La géothermie au service de l’autonomie des communautés

L’équipe du professeur Raymond s’intéresse au potentiel géothermique des régions éloignées. Elle collabore avec des communautés rurales, isolées et autochtones, notamment dans le Nord canadien, et mène ses recherches directement sur leur territoire. L’objectif est de soutenir la transition énergétique de ces communautés, qui sont encore fortement dépendantes des combustibles fossiles comme le diesel.

« Peu de travaux scientifiques sont réalisés dans ces communautés éloignées. Elles représentent de trop petits marchés pour intéresser les acteurs industriels de l’énergie. Or, il est essentiel de s’y attarder afin de renforcer leur souveraineté énergétique et de réduire le coût environnemental associé à leur dépendance aux énergies fossiles. »

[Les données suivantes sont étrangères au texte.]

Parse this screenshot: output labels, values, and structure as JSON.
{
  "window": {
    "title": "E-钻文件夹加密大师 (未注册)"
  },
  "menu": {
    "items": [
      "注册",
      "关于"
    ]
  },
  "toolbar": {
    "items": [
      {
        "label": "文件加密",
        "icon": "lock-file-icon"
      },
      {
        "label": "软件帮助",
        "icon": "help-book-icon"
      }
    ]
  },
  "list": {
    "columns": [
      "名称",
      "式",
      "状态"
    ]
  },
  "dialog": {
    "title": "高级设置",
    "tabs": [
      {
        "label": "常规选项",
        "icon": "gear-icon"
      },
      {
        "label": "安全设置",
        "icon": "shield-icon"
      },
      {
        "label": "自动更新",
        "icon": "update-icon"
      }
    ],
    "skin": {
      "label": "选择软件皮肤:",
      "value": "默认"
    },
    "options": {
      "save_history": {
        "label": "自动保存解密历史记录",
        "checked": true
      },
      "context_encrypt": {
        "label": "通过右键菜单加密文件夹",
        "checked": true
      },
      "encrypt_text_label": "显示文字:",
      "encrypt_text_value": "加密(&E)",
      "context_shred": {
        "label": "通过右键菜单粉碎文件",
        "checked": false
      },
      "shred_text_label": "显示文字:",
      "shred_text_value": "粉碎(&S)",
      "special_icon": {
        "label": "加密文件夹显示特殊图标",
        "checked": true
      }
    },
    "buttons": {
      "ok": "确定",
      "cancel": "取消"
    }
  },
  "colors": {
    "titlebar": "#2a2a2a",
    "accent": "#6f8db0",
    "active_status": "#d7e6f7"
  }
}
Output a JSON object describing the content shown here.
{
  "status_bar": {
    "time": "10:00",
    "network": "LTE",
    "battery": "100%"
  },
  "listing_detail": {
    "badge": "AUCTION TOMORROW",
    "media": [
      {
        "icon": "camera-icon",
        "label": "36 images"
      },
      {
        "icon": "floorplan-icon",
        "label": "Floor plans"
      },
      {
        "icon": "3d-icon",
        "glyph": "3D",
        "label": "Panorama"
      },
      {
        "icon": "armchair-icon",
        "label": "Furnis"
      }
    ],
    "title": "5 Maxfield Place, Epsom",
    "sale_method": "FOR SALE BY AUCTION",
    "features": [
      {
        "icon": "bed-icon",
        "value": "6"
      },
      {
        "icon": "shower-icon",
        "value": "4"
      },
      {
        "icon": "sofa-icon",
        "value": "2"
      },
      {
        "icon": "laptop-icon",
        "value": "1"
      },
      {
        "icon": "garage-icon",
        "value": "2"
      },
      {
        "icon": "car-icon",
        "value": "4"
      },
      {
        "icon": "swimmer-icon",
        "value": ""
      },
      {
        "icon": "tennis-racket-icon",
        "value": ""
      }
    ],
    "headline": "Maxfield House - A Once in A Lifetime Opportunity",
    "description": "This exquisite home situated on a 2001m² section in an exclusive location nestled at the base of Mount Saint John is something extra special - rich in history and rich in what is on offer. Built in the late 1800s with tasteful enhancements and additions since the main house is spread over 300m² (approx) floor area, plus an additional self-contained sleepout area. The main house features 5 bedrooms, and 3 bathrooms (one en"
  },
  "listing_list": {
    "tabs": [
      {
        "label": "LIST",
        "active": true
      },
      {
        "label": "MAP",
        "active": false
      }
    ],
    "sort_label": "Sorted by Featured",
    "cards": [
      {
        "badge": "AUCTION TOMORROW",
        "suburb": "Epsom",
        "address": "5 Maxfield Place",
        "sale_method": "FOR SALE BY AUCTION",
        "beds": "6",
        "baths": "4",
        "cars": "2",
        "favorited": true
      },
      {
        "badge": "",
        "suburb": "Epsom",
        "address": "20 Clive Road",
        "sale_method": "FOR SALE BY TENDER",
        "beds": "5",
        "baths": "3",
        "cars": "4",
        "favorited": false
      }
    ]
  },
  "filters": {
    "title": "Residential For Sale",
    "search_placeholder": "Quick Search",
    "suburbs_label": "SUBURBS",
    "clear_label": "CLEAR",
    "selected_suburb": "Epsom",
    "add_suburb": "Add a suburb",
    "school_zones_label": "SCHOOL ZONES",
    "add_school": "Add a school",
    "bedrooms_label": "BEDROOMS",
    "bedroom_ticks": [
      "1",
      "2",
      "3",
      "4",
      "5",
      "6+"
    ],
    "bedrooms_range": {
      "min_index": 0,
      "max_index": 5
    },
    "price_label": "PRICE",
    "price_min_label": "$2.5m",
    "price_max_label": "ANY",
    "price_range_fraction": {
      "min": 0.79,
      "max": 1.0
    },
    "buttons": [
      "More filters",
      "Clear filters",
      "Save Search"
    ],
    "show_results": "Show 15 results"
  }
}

Jasmin Raymond, professeur à l’INRS et titulaire de la Chaire

Responsable scientifique du Laboratoire ouvert de géothermie, le professeur Raymond s’emploie à tirer parti de résultats probants obtenus dans les régions subarctiques afin de les transposer à des conditions plus extrêmes, notamment dans le bassin franklinien de l’Arctique.

Le stockage souterrain d’hydrogène vert pour stabiliser les réseaux énergétiques

Dans le cadre de la Chaire, son équipe explore également la conversion des surplus d’électricité issus de sources renouvelables, comme le solaire et l’éolien, en hydrogène vert, permettant le stockage d’énergie et contribuant à stabiliser les réseaux énergétiques.

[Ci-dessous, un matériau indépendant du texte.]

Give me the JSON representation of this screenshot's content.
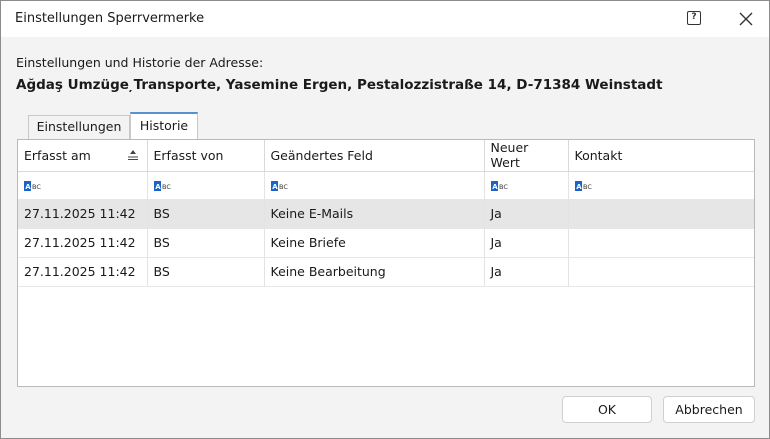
{
  "window": {
    "title": "Einstellungen Sperrvermerke"
  },
  "header": {
    "subtitle": "Einstellungen und Historie der Adresse:",
    "address": "Ağdaş Umzüge ̦Transporte, Yasemine Ergen, Pestalozzistraße 14, D-71384 Weinstadt"
  },
  "tabs": [
    {
      "label": "Einstellungen",
      "active": false
    },
    {
      "label": "Historie",
      "active": true
    }
  ],
  "grid": {
    "columns": [
      "Erfasst am",
      "Erfasst von",
      "Geändertes Feld",
      "Neuer Wert",
      "Kontakt"
    ],
    "filter_icon": "abc-filter-icon",
    "rows": [
      [
        "27.11.2025 11:42",
        "BS",
        "Keine E-Mails",
        "Ja",
        ""
      ],
      [
        "27.11.2025 11:42",
        "BS",
        "Keine Briefe",
        "Ja",
        ""
      ],
      [
        "27.11.2025 11:42",
        "BS",
        "Keine Bearbeitung",
        "Ja",
        ""
      ]
    ],
    "selected_row": 0
  },
  "buttons": {
    "ok": "OK",
    "cancel": "Abbrechen"
  },
  "colors": {
    "accent": "#5a8fd0",
    "selected_row": "#e6e6e6",
    "abc_icon": "#1a64c8"
  }
}
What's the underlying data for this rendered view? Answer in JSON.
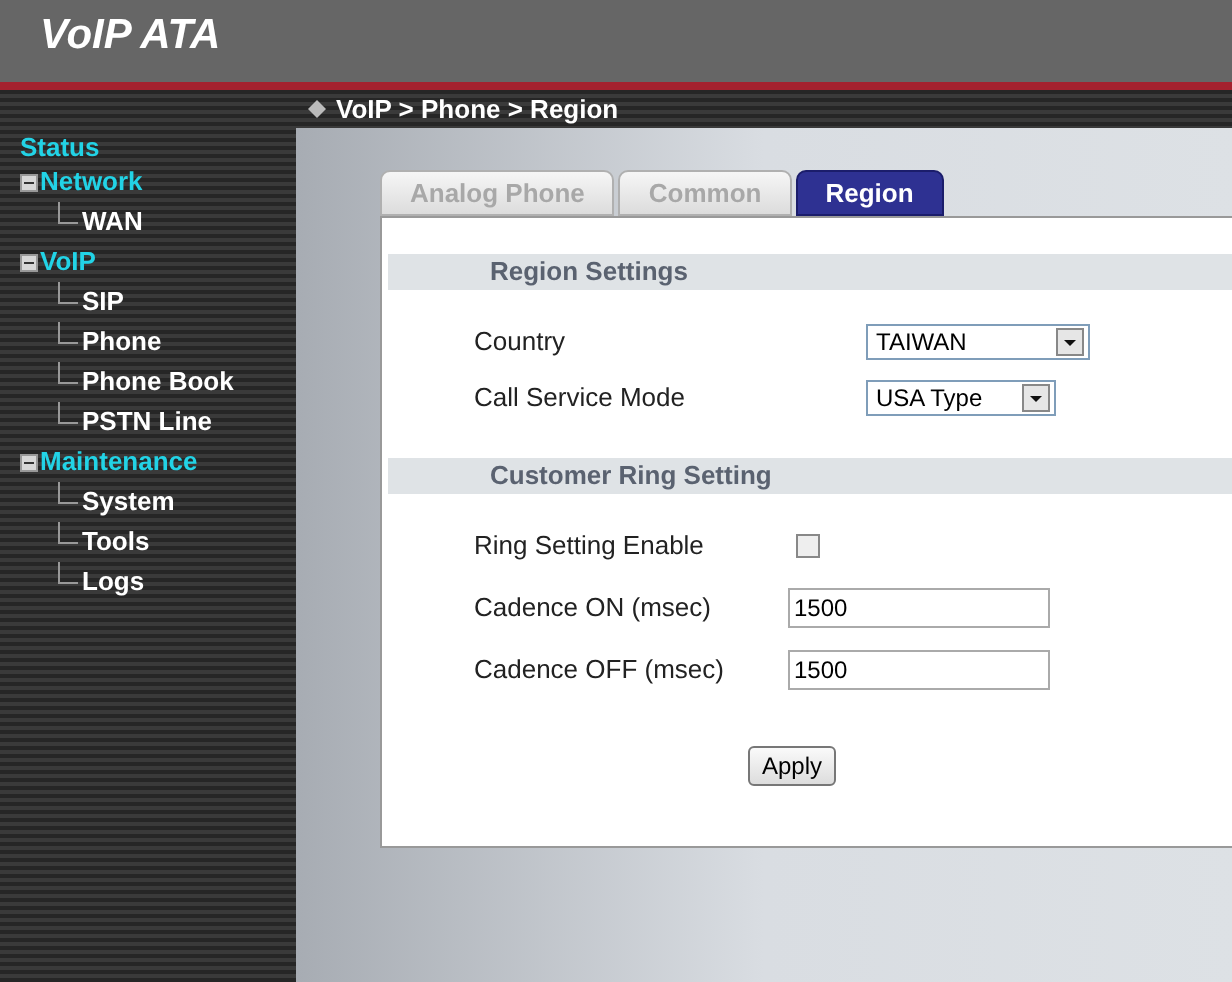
{
  "header": {
    "title": "VoIP ATA"
  },
  "breadcrumb": "VoIP > Phone > Region",
  "sidebar": {
    "root": "Status",
    "groups": [
      {
        "label": "Network",
        "expanded": true,
        "children": [
          {
            "label": "WAN"
          }
        ]
      },
      {
        "label": "VoIP",
        "expanded": true,
        "children": [
          {
            "label": "SIP"
          },
          {
            "label": "Phone"
          },
          {
            "label": "Phone Book"
          },
          {
            "label": "PSTN Line"
          }
        ]
      },
      {
        "label": "Maintenance",
        "expanded": true,
        "children": [
          {
            "label": "System"
          },
          {
            "label": "Tools"
          },
          {
            "label": "Logs"
          }
        ]
      }
    ]
  },
  "tabs": [
    {
      "label": "Analog Phone",
      "selected": false
    },
    {
      "label": "Common",
      "selected": false
    },
    {
      "label": "Region",
      "selected": true
    }
  ],
  "sections": [
    {
      "title": "Region Settings",
      "fields": [
        {
          "kind": "select",
          "label": "Country",
          "value": "TAIWAN"
        },
        {
          "kind": "select",
          "label": "Call Service Mode",
          "value": "USA Type"
        }
      ]
    },
    {
      "title": "Customer Ring Setting",
      "fields": [
        {
          "kind": "checkbox",
          "label": "Ring Setting Enable",
          "checked": false
        },
        {
          "kind": "text",
          "label": "Cadence ON (msec)",
          "value": "1500"
        },
        {
          "kind": "text",
          "label": "Cadence OFF (msec)",
          "value": "1500"
        }
      ]
    }
  ],
  "apply_button": "Apply"
}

Ces travaux se concentrent notamment sur les Îles‑de‑la‑Madeleine, où le sous-sol salin serait favorable à la création de grandes cavités souterraines de stockage.

« L’approvisionnement énergétique des Îles dépend encore essentiellement d’une centrale thermique, mais l’éolien s’y développe rapidement. Nos recherches visent à soutenir ce développement, en proposant une solution de stockage souterrain sous forme d’hydrogène vert afin de garantir une alimentation continue en énergie. »

Jasmin Raymond

L’hydrogène naturel, une ressource émergente prometteuse

L’équipe du professeur Raymond s’intéresse finalement à l’exploration de réservoirs d’hydrogène géologique naturel, une ressource récemment identifiée et particulièrement prometteuse, puisque son exploitation n’émettrait aucun gaz à effet de serre.

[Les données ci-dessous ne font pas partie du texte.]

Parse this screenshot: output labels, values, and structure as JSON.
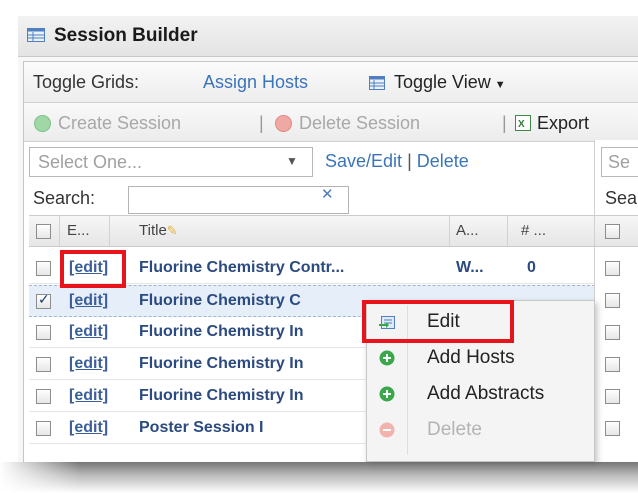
{
  "window": {
    "title": "Session Builder"
  },
  "toolbar": {
    "toggle_grids_label": "Toggle Grids:",
    "assign_hosts": "Assign Hosts",
    "toggle_view": "Toggle View",
    "create_session": "Create Session",
    "delete_session": "Delete Session",
    "separator": "|",
    "export": "Export"
  },
  "left_grid": {
    "select_placeholder": "Select One...",
    "save_edit": "Save/Edit",
    "delete": "Delete",
    "search_label": "Search:",
    "search_value": "",
    "clear_glyph": "✕",
    "columns": [
      "E...",
      "Title",
      "A...",
      "# ..."
    ],
    "rows": [
      {
        "edit": "[edit]",
        "title": "Fluorine Chemistry Contr...",
        "a": "W...",
        "n": "0",
        "checked": false
      },
      {
        "edit": "[edit]",
        "title": "Fluorine Chemistry C",
        "a": "",
        "n": "",
        "checked": true
      },
      {
        "edit": "[edit]",
        "title": "Fluorine Chemistry In",
        "a": "",
        "n": "",
        "checked": false
      },
      {
        "edit": "[edit]",
        "title": "Fluorine Chemistry In",
        "a": "",
        "n": "",
        "checked": false
      },
      {
        "edit": "[edit]",
        "title": "Fluorine Chemistry In",
        "a": "",
        "n": "",
        "checked": false
      },
      {
        "edit": "[edit]",
        "title": "Poster Session I",
        "a": "",
        "n": "",
        "checked": false
      }
    ]
  },
  "right_grid": {
    "select_placeholder": "Se",
    "search_label": "Sea"
  },
  "context_menu": {
    "items": [
      {
        "label": "Edit",
        "icon": "edit-icon",
        "disabled": false
      },
      {
        "label": "Add Hosts",
        "icon": "add-icon",
        "disabled": false
      },
      {
        "label": "Add Abstracts",
        "icon": "add-icon",
        "disabled": false
      },
      {
        "label": "Delete",
        "icon": "delete-icon",
        "disabled": true
      }
    ]
  },
  "colors": {
    "link": "#3c74b9",
    "highlight_box": "#e8141c",
    "add_green": "#3aa84a",
    "delete_red": "#e0564f"
  }
}
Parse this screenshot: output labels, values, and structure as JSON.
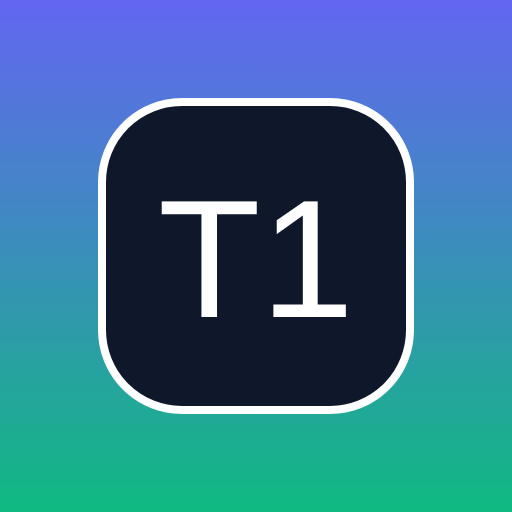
{
  "icon": {
    "label": "T1",
    "colors": {
      "gradient_top": "#6366f1",
      "gradient_bottom": "#10b981",
      "tile_fill": "#0f172a",
      "tile_border": "#ffffff",
      "text": "#ffffff"
    }
  }
}
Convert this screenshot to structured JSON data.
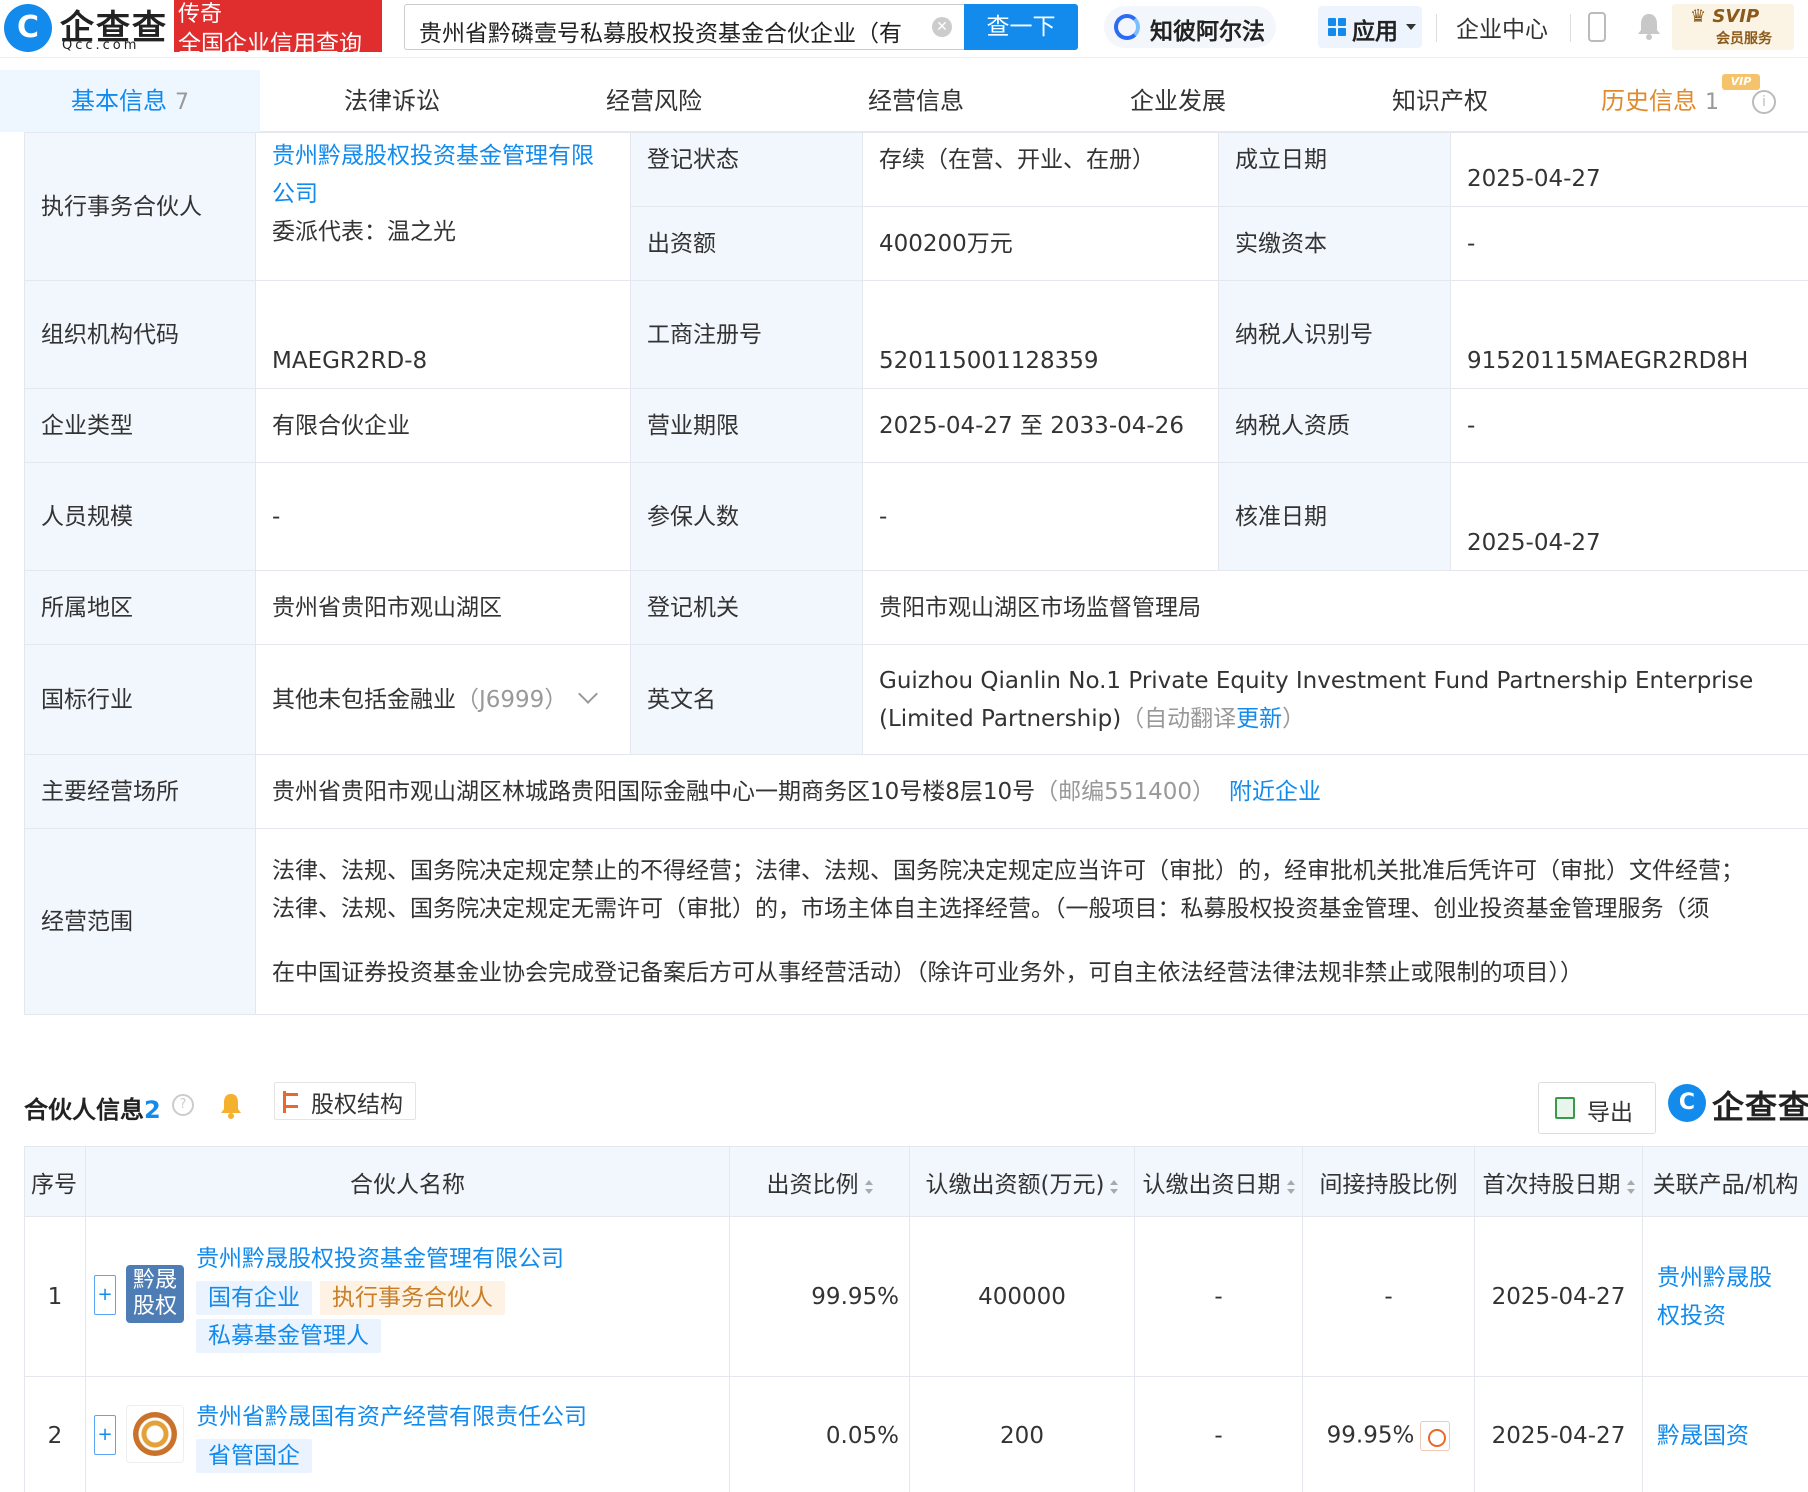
{
  "header": {
    "logo_glyph": "C",
    "logo_text": "企查查",
    "logo_sub": "Qcc.com",
    "promo_line1": "传奇",
    "promo_line2": "全国企业信用查询",
    "search_value": "贵州省黔磷壹号私募股权投资基金合伙企业（有",
    "search_button": "查一下",
    "ai_label": "知彼阿尔法",
    "app_label": "应用",
    "enterprise_center": "企业中心",
    "svip_line1": "SVIP",
    "svip_line2": "会员服务",
    "icons": [
      "search-clear-icon",
      "ai-logo-icon",
      "app-grid-icon",
      "phone-icon",
      "bell-icon",
      "vip-crown-icon"
    ]
  },
  "tabs": [
    {
      "label": "基本信息",
      "count": "7"
    },
    {
      "label": "法律诉讼"
    },
    {
      "label": "经营风险"
    },
    {
      "label": "经营信息"
    },
    {
      "label": "企业发展"
    },
    {
      "label": "知识产权"
    },
    {
      "label": "历史信息",
      "count": "1",
      "badge": "VIP"
    }
  ],
  "info": {
    "exec_partner_label": "执行事务合伙人",
    "exec_partner_name": "贵州黔晟股权投资基金管理有限公司",
    "delegate": "委派代表：温之光",
    "reg_status_label": "登记状态",
    "reg_status": "存续（在营、开业、在册）",
    "found_date_label": "成立日期",
    "found_date": "2025-04-27",
    "capital_label": "出资额",
    "capital": "400200万元",
    "paid_capital_label": "实缴资本",
    "paid_capital": "-",
    "org_code_label": "组织机构代码",
    "org_code": "MAEGR2RD-8",
    "biz_reg_no_label": "工商注册号",
    "biz_reg_no": "520115001128359",
    "tax_id_label": "纳税人识别号",
    "tax_id": "91520115MAEGR2RD8H",
    "ent_type_label": "企业类型",
    "ent_type": "有限合伙企业",
    "biz_term_label": "营业期限",
    "biz_term": "2025-04-27 至 2033-04-26",
    "tax_qual_label": "纳税人资质",
    "tax_qual": "-",
    "staff_label": "人员规模",
    "staff": "-",
    "insured_label": "参保人数",
    "insured": "-",
    "approve_date_label": "核准日期",
    "approve_date": "2025-04-27",
    "region_label": "所属地区",
    "region": "贵州省贵阳市观山湖区",
    "reg_authority_label": "登记机关",
    "reg_authority": "贵阳市观山湖区市场监督管理局",
    "industry_label": "国标行业",
    "industry": "其他未包括金融业",
    "industry_code": "（J6999）",
    "en_name_label": "英文名",
    "en_name": "Guizhou Qianlin No.1 Private Equity Investment Fund Partnership Enterprise (Limited Partnership)",
    "auto_translate": "（自动翻译",
    "update_link": "更新",
    "close_paren": "）",
    "address_label": "主要经营场所",
    "address": "贵州省贵阳市观山湖区林城路贵阳国际金融中心一期商务区10号楼8层10号",
    "postcode": "（邮编551400）",
    "nearby_link": "附近企业",
    "scope_label": "经营范围",
    "scope_line1": "法律、法规、国务院决定规定禁止的不得经营；法律、法规、国务院决定规定应当许可（审批）的，经审批机关批准后凭许可（审批）文件经营；",
    "scope_line2": "法律、法规、国务院决定规定无需许可（审批）的，市场主体自主选择经营。（一般项目：私募股权投资基金管理、创业投资基金管理服务（须",
    "scope_line3": "在中国证券投资基金业协会完成登记备案后方可从事经营活动）（除许可业务外，可自主依法经营法律法规非禁止或限制的项目））"
  },
  "partners": {
    "title": "合伙人信息",
    "count": "2",
    "equity_button": "股权结构",
    "export_button": "导出",
    "watermark": "企查查",
    "headers": [
      "序号",
      "合伙人名称",
      "出资比例",
      "认缴出资额(万元)",
      "认缴出资日期",
      "间接持股比例",
      "首次持股日期",
      "关联产品/机构"
    ],
    "rows": [
      {
        "index": "1",
        "avatar_text": "黔晟股权",
        "name": "贵州黔晟股权投资基金管理有限公司",
        "tags": [
          "国有企业",
          "执行事务合伙人",
          "私募基金管理人"
        ],
        "ratio": "99.95%",
        "amount": "400000",
        "date": "-",
        "indirect": "-",
        "first_date": "2025-04-27",
        "related": "贵州黔晟股权投资"
      },
      {
        "index": "2",
        "name": "贵州省黔晟国有资产经营有限责任公司",
        "tags": [
          "省管国企"
        ],
        "ratio": "0.05%",
        "amount": "200",
        "date": "-",
        "indirect": "99.95%",
        "first_date": "2025-04-27",
        "related": "黔晟国资"
      }
    ]
  }
}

Les recherches se concentrent sur les bassins de Mistassini et d’Otish, au nord de Chibougamau.

« L’hydrogène naturel est très prometteur. Il pourrait transformer le paysage énergétique en répondant à plusieurs défis de la transition énergétique, notamment l’intermittence de l’approvisionnement en énergie renouvelable, les besoins de transport longue distance et les exigences de certains secteurs industriels nécessitant de la chaleur à haute température. »

Jasmin Raymond

En explorant ces trois avenues – géothermie, stockage d’hydrogène vert et recherche d’hydrogène naturel – l’équipe du professeur Raymond entend contribuer activement à la lutte contre les changements climatiques. Cette Chaire permettra de développer des systèmes géoénergétiques durables capables de répondre aux défis environnementaux, technologiques et économiques du Canada, en particulier dans ses communautés éloignées.